I used MICE to do a multiple imputation with 50 iterations on a large dataset that had some missing. Now, I have three exclusion criteria that I need to apply to these datasets before I can do my analyses.

  1. resident=1,
  2. ages 15-49, and
  3. remove values of the variable county_fips equal to "99999."

From another forum, I have this code that works for the first step:

uhbs_clean <- with(uhbs_imp8,
             {dat <- data.frame(bfacil,hosp_ob,AgeCont,mateduc,race_hispan,urban_rural3,MARITAL,prev_children,dplural,county_fips,resident)
             dat <- dat[dat$resident==1,]})

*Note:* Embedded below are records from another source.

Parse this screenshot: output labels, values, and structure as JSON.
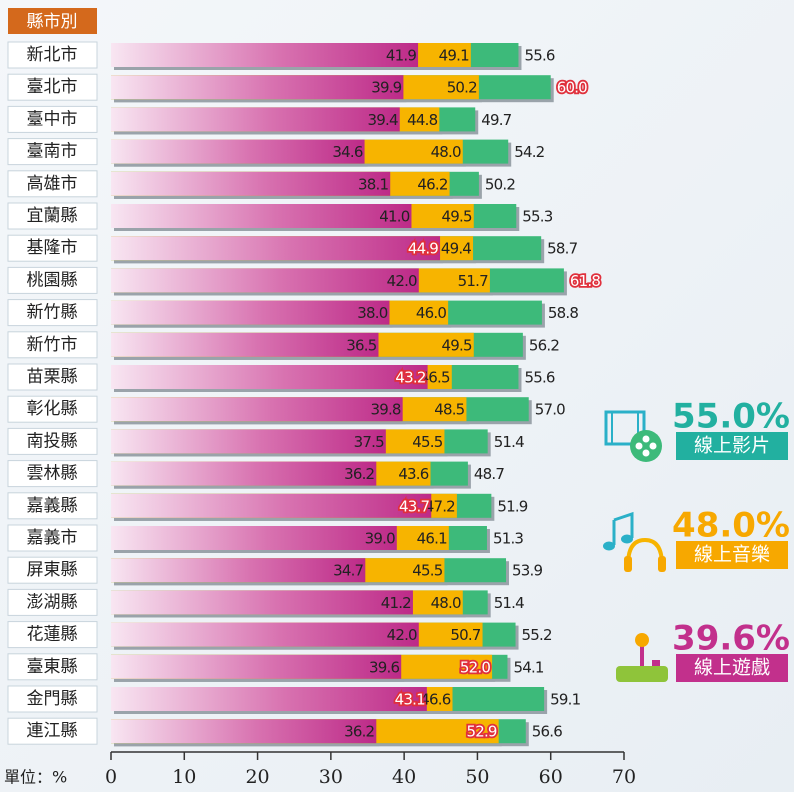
{
  "chart_data": {
    "type": "overlap-bar",
    "header": "縣市別",
    "unit_label": "單位：%",
    "categories": [
      "新北市",
      "臺北市",
      "臺中市",
      "臺南市",
      "高雄市",
      "宜蘭縣",
      "基隆市",
      "桃園縣",
      "新竹縣",
      "新竹市",
      "苗栗縣",
      "彰化縣",
      "南投縣",
      "雲林縣",
      "嘉義縣",
      "嘉義市",
      "屏東縣",
      "澎湖縣",
      "花蓮縣",
      "臺東縣",
      "金門縣",
      "連江縣"
    ],
    "series": [
      {
        "name": "線上影片",
        "color": "#3dba7a",
        "overall": 55.0,
        "overall_label": "55.0%",
        "overall_color": "#22b0a0",
        "values": [
          55.6,
          60.0,
          49.7,
          54.2,
          50.2,
          55.3,
          58.7,
          61.8,
          58.8,
          56.2,
          55.6,
          57.0,
          51.4,
          48.7,
          51.9,
          51.3,
          53.9,
          51.4,
          55.2,
          54.1,
          59.1,
          56.6
        ],
        "value_labels": [
          "55.6",
          "60.0",
          "49.7",
          "54.2",
          "50.2",
          "55.3",
          "58.7",
          "61.8",
          "58.8",
          "56.2",
          "55.6",
          "57.0",
          "51.4",
          "48.7",
          "51.9",
          "51.3",
          "53.9",
          "51.4",
          "55.2",
          "54.1",
          "59.1",
          "56.6"
        ],
        "highlight": [
          1,
          7
        ]
      },
      {
        "name": "線上音樂",
        "color": "#f7b400",
        "overall": 48.0,
        "overall_label": "48.0%",
        "overall_color": "#f7a800",
        "values": [
          49.1,
          50.2,
          44.8,
          48.0,
          46.2,
          49.5,
          49.4,
          51.7,
          46.0,
          49.5,
          46.5,
          48.5,
          45.5,
          43.6,
          47.2,
          46.1,
          45.5,
          48.0,
          50.7,
          52.0,
          46.6,
          52.9
        ],
        "value_labels": [
          "49.1",
          "50.2",
          "44.8",
          "48.0",
          "46.2",
          "49.5",
          "49.4",
          "51.7",
          "46.0",
          "49.5",
          "46.5",
          "48.5",
          "45.5",
          "43.6",
          "47.2",
          "46.1",
          "45.5",
          "48.0",
          "50.7",
          "52.0",
          "46.6",
          "52.9"
        ],
        "highlight": [
          19,
          21
        ]
      },
      {
        "name": "線上遊戲",
        "color": "#c2308c",
        "overall": 39.6,
        "overall_label": "39.6%",
        "overall_color": "#c2308c",
        "values": [
          41.9,
          39.9,
          39.4,
          34.6,
          38.1,
          41.0,
          44.9,
          42.0,
          38.0,
          36.5,
          43.2,
          39.8,
          37.5,
          36.2,
          43.7,
          39.0,
          34.7,
          41.2,
          42.0,
          39.6,
          43.1,
          36.2
        ],
        "value_labels": [
          "41.9",
          "39.9",
          "39.4",
          "34.6",
          "38.1",
          "41.0",
          "44.9",
          "42.0",
          "38.0",
          "36.5",
          "43.2",
          "39.8",
          "37.5",
          "36.2",
          "43.7",
          "39.0",
          "34.7",
          "41.2",
          "42.0",
          "39.6",
          "43.1",
          "36.2"
        ],
        "highlight": [
          6,
          10,
          14,
          20
        ]
      }
    ],
    "xlim": [
      0,
      70
    ],
    "xticks": [
      0,
      10,
      20,
      30,
      40,
      50,
      60,
      70
    ]
  }
}
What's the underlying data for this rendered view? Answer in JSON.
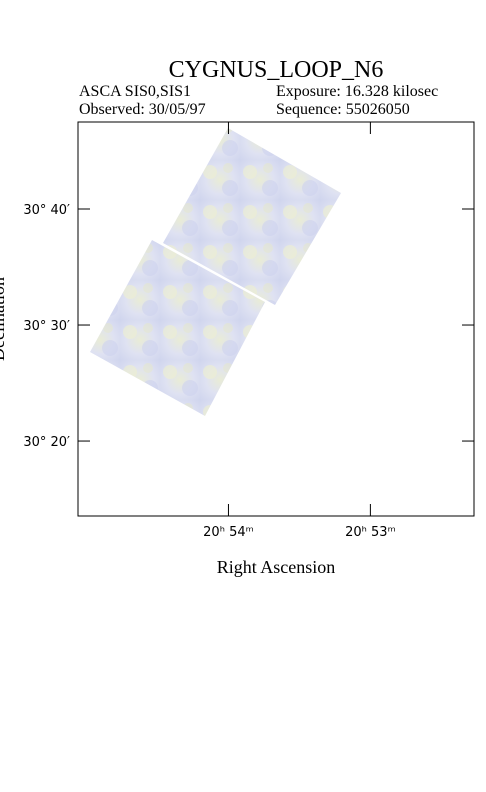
{
  "chart_data": {
    "type": "image",
    "title": "CYGNUS_LOOP_N6",
    "instrument": "ASCA SIS0,SIS1",
    "exposure": "Exposure: 16.328 kilosec",
    "observed": "Observed: 30/05/97",
    "sequence": "Sequence: 55026050",
    "x_label": "Right Ascension",
    "y_label": "Declination",
    "xlim": [
      1255.06,
      1252.27
    ],
    "ylim": [
      30.2256,
      30.7917
    ],
    "xticks": [
      {
        "value": 1254,
        "label": "20ʰ 54ᵐ"
      },
      {
        "value": 1253,
        "label": "20ʰ 53ᵐ"
      }
    ],
    "yticks": [
      {
        "value": 30.3333,
        "label": "30° 20′"
      },
      {
        "value": 30.5,
        "label": "30° 30′"
      },
      {
        "value": 30.6667,
        "label": "30° 40′"
      }
    ]
  }
}
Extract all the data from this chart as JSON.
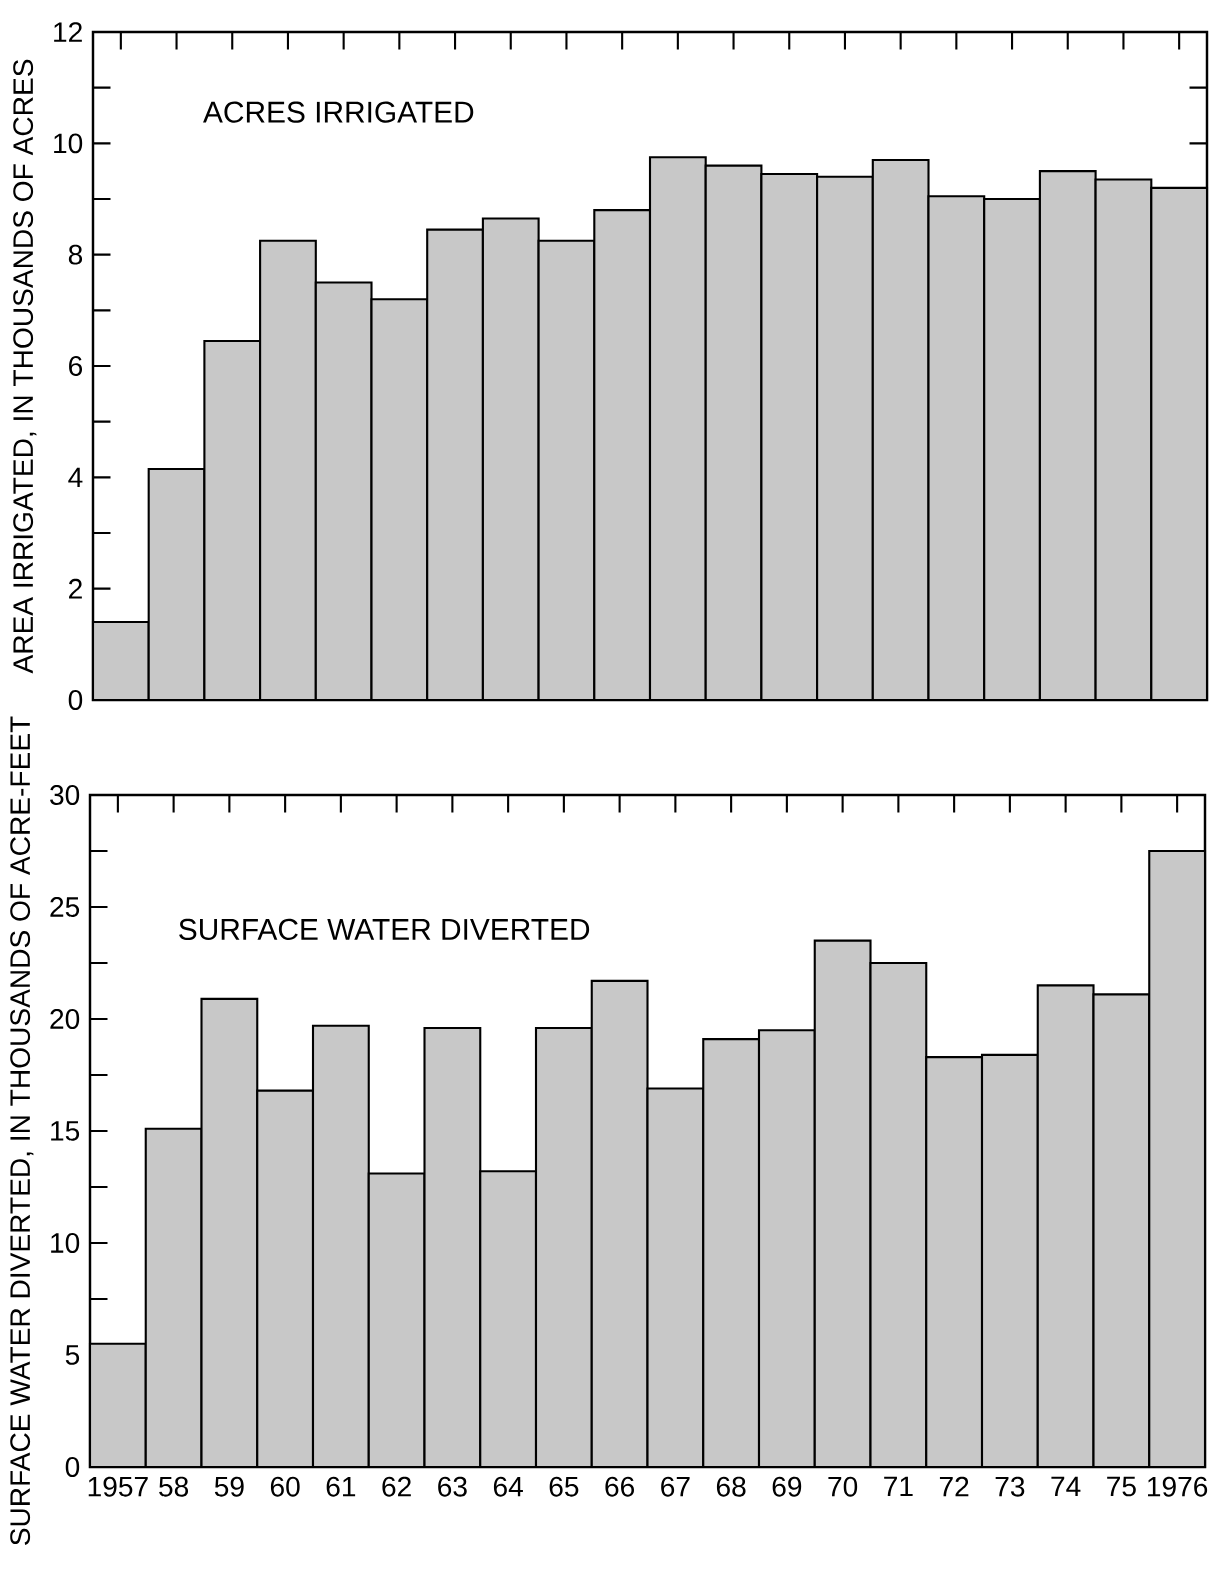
{
  "chart_data": [
    {
      "type": "bar",
      "ylabel": "AREA IRRIGATED, IN THOUSANDS OF ACRES",
      "annotations": [
        "ACRES IRRIGATED"
      ],
      "categories": [
        "1957",
        "58",
        "59",
        "60",
        "61",
        "62",
        "63",
        "64",
        "65",
        "66",
        "67",
        "68",
        "69",
        "70",
        "71",
        "72",
        "73",
        "74",
        "75",
        "1976"
      ],
      "values": [
        1.4,
        4.15,
        6.45,
        8.25,
        7.5,
        7.2,
        8.45,
        8.65,
        8.25,
        8.8,
        9.75,
        9.6,
        9.45,
        9.4,
        9.7,
        9.05,
        9.0,
        9.5,
        9.35,
        9.2
      ],
      "color": "#c8c8c8",
      "ylim": [
        0,
        12
      ],
      "yticks": [
        0,
        2,
        4,
        6,
        8,
        10,
        12
      ],
      "tick_labels": "y"
    },
    {
      "type": "bar",
      "ylabel": "SURFACE WATER DIVERTED, IN THOUSANDS OF ACRE-FEET",
      "annotations": [
        "SURFACE WATER DIVERTED"
      ],
      "categories": [
        "1957",
        "58",
        "59",
        "60",
        "61",
        "62",
        "63",
        "64",
        "65",
        "66",
        "67",
        "68",
        "69",
        "70",
        "71",
        "72",
        "73",
        "74",
        "75",
        "1976"
      ],
      "values": [
        5.5,
        15.1,
        20.9,
        16.8,
        19.7,
        13.1,
        19.6,
        13.2,
        19.6,
        21.7,
        16.9,
        19.1,
        19.5,
        23.5,
        22.5,
        18.3,
        18.4,
        21.5,
        21.1,
        27.5
      ],
      "color": "#c8c8c8",
      "ylim": [
        0,
        30
      ],
      "yticks": [
        0,
        5,
        10,
        15,
        20,
        25,
        30
      ]
    }
  ]
}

But when I try to do that same thing for the next step (use uhbs_clean as the input dataset and change the resident==1 to AgeCont>14), I get an error that the first variable, bfacil, isn't found. I also tried to do all of the steps in one code block like this:

uhbs_clean <- with(uhbs_imp8,
             {dat <- data.frame(bfacil,hosp_ob,AgeCont,mateduc,race_hispan,urban_rural3,MARITAL,prev_children,dplural,county_fips,resident)
             dat <- dat[dat$resident==1,]
             dat <- dat[dat$Agecont>14,]
             dat <- dat[dat$Agecont<50,]
             dat <- dat[dat$county_fips!="99999",]})

But that didn't work either, it said that the data frame had zero rows. Next, I tired just using subset:

uhbs_clean <- with(uhbs_imp8, subset(uhbs_imp8, uhbs_imp8$data$resident==1))

And that ran without errors, but didn't work because now all of the columns are gone.

R is not my first coding language so I am kind of stuck! This is also my first time posting here so if there are things I need to add please let me know. My data isn't publicly available so I don't know how to give an example. Any help would be really appreciated. Thanks.

Hi @joachimg1,

I'm not sure, if I get your issue right, but why not use the beautiful tidyverse packages or more specifically the dplyr package?

install.packages("dplyr")

Then, your code may look something like this:

library(dplyr)

uhbs_clean <- uhbs_imp8 %>%
              as.data.frame() %>%
              filter(
                     resident == 1,
                     Agecont %in% c(15, 49),
                     county_fips != "99999"
             )

I don't know what format uhbs_imp8 has, so as.data.frame may run into an error if the format is not fitting.

Yet, I hope this may help you :wink: If it dosen't, provide some error messages.